Sometime between the ticket one cyclist received for turning right on red into Central Park and the ticket another received for riding with a bag slung over her handlebars, it became abundantly clear that NYPD’s “Operation Safe Cycle” is not really about safer cycling. Instead of applying the NYPD’s vaunted data-driven policing techniques to encourage safer and more courteous cycling behaviors, the department’s bike blitz seemingly consists of harassing cyclists and slapping them with large fines for the most minor transgressions.
In some cases, the fines are for non-existent violations. A cheat sheet circulated by police [PDF] indicates the department isn’t even limiting its bike enforcement to the offenses on the books.
According to reliable sources who obtained the sheet from police, the document was distributed by NYPD in February to assist officers in the bike ticketing blitz. The cheat sheet includes three violations that don’t apply in New York City, even though federal judges have made it plain to the NYPD on more than one occasion that such citations are bogus.
The sheet tells cops they can issue tickets for violating sections 1234 (a), (b), and (c) of the state’s vehicle and traffic law, which require cyclists to either ride in a bike lane or along the right side of the road, to ride no more than two abreast, and to come to a stop before turning onto a road from a driveway. None of those rules, however, apply in New York City.
“VTL 1234 is a section of the state vehicle and traffic law that New York City was given the authority by the state legislature to supercede,” explained attorney Mark Taylor [disclosure: Streetsblog has retained Taylor’s firm for unrelated legal assistance managing freedom of information requests]. Just as New York City was able to ban drivers from making right turns on red, it was able to replace the requirements of VTL 1234.
While it’s a bit confusing that VTL 1234 doesn’t apply in New York City — you have to look in an entirely different legal code to find that out — the NYPD is intimately aware of which rules they can enforce in this case. “They have repeatedly been in front of courts and forced to admit that 1234 does not apply in New York,” said Taylor. “It has been very clear to the NYPD for a long, long time, so the idea that they are continuing to issue instructions to officers on the street to promulgate these laws that don’t apply in NYC is just amazing.”

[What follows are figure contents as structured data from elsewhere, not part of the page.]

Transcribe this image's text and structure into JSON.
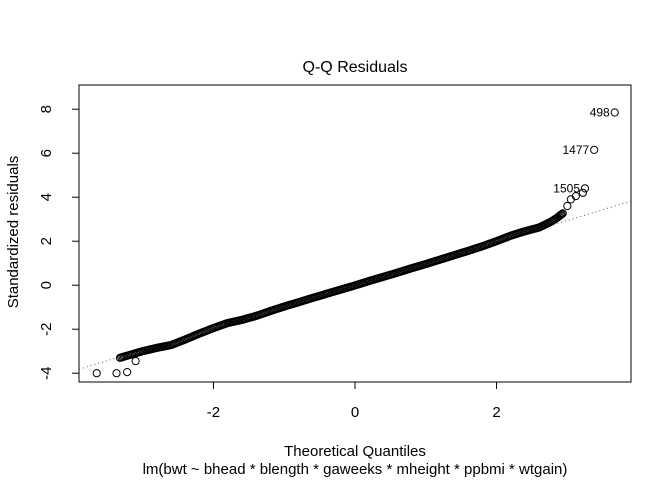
{
  "chart_data": {
    "type": "scatter",
    "title": "Q-Q Residuals",
    "xlabel": "Theoretical Quantiles",
    "subtitle": "lm(bwt ~ bhead * blength * gaweeks * mheight * ppbmi * wtgain)",
    "ylabel": "Standardized residuals",
    "x_ticks": [
      -2,
      0,
      2
    ],
    "y_ticks": [
      -4,
      -2,
      0,
      2,
      4,
      6,
      8
    ],
    "xlim": [
      -3.9,
      3.9
    ],
    "ylim": [
      -4.4,
      9.1
    ],
    "grid": false,
    "reference_line": {
      "style": "dotted",
      "slope": 0.98,
      "intercept": 0
    },
    "curve_points": [
      [
        -3.32,
        -3.3
      ],
      [
        -3.0,
        -3.0
      ],
      [
        -2.8,
        -2.85
      ],
      [
        -2.6,
        -2.72
      ],
      [
        -2.4,
        -2.47
      ],
      [
        -2.2,
        -2.2
      ],
      [
        -2.0,
        -1.95
      ],
      [
        -1.8,
        -1.72
      ],
      [
        -1.6,
        -1.58
      ],
      [
        -1.4,
        -1.4
      ],
      [
        -1.2,
        -1.18
      ],
      [
        -1.0,
        -0.97
      ],
      [
        -0.8,
        -0.78
      ],
      [
        -0.6,
        -0.58
      ],
      [
        -0.4,
        -0.39
      ],
      [
        -0.2,
        -0.2
      ],
      [
        0.0,
        -0.01
      ],
      [
        0.2,
        0.19
      ],
      [
        0.4,
        0.38
      ],
      [
        0.6,
        0.57
      ],
      [
        0.8,
        0.77
      ],
      [
        1.0,
        0.96
      ],
      [
        1.2,
        1.16
      ],
      [
        1.4,
        1.36
      ],
      [
        1.6,
        1.56
      ],
      [
        1.8,
        1.77
      ],
      [
        2.0,
        2.0
      ],
      [
        2.2,
        2.25
      ],
      [
        2.4,
        2.45
      ],
      [
        2.6,
        2.62
      ],
      [
        2.75,
        2.85
      ],
      [
        2.85,
        3.05
      ],
      [
        2.95,
        3.3
      ]
    ],
    "tail_points": [
      [
        -3.65,
        -4.0
      ],
      [
        -3.37,
        -4.0
      ],
      [
        -3.22,
        -3.95
      ],
      [
        -3.1,
        -3.45
      ],
      [
        3.0,
        3.6
      ],
      [
        3.05,
        3.9
      ],
      [
        3.12,
        4.05
      ],
      [
        3.22,
        4.2
      ]
    ],
    "labeled_points": [
      {
        "label": "498",
        "x": 3.67,
        "y": 7.85
      },
      {
        "label": "1477",
        "x": 3.38,
        "y": 6.15
      },
      {
        "label": "1505",
        "x": 3.25,
        "y": 4.4
      }
    ]
  }
}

The inclusion of an invalid law on the NYPD’s cheat sheet suggests that the bike blitz isn’t so much about enforcing the law, right or wrong, but an intentional campaign to make life more difficult for cyclists. A judge would quickly throw out any section 1234 ticket written in New York City, said Taylor.
It is not known how widely this document was distributed within the police department, nor if other guides to ticketing cyclists are in circulation. One traffic cop I spoke with at the corner of Crosby and Spring Streets in SoHo said he had never seen this document or anything similar, suggesting it isn’t in use citywide. Streetsblog has asked the NYPD press office to explain the document and received no reply.
NYPD has a track record of using cheat sheets that lead officers to issue wrongful summonses, and prior cases suggest that the department can be held accountable if supervisors encouraged officers to crib from the bike enforcement sheet. A federal judge found last year, for example, that the NYPD’s continued use of unofficial cheat sheets listing unconstitutional loitering statutes was evidence of the department’s “lax approach” to stopping that variety wrongful enforcement. So long as any supervising officers are aware of the cheat sheets, that case suggests, the department is to some degree responsible for the decision to knowingly enforce an inapplicable law.
It’s also plausible that this cheat sheet is responsible for the farcical arrest of a school administrator for carrying her totebag on her handlebars, an action which is perfectly legal. The sheet summarizes VTL 1235 as “carrying articles on bicycles,” a description which, to an officer without sufficient training, would seem to apply in this case. The full law clearly states otherwise, however: It prohibits carrying objects in such a way that cyclists can’t keep at least one hand on the handlebars. If a single sheet of paper is the extent of the instruction some officers are receiving before being sent out to ticket cyclists, then such improper summonses will inevitably be issued.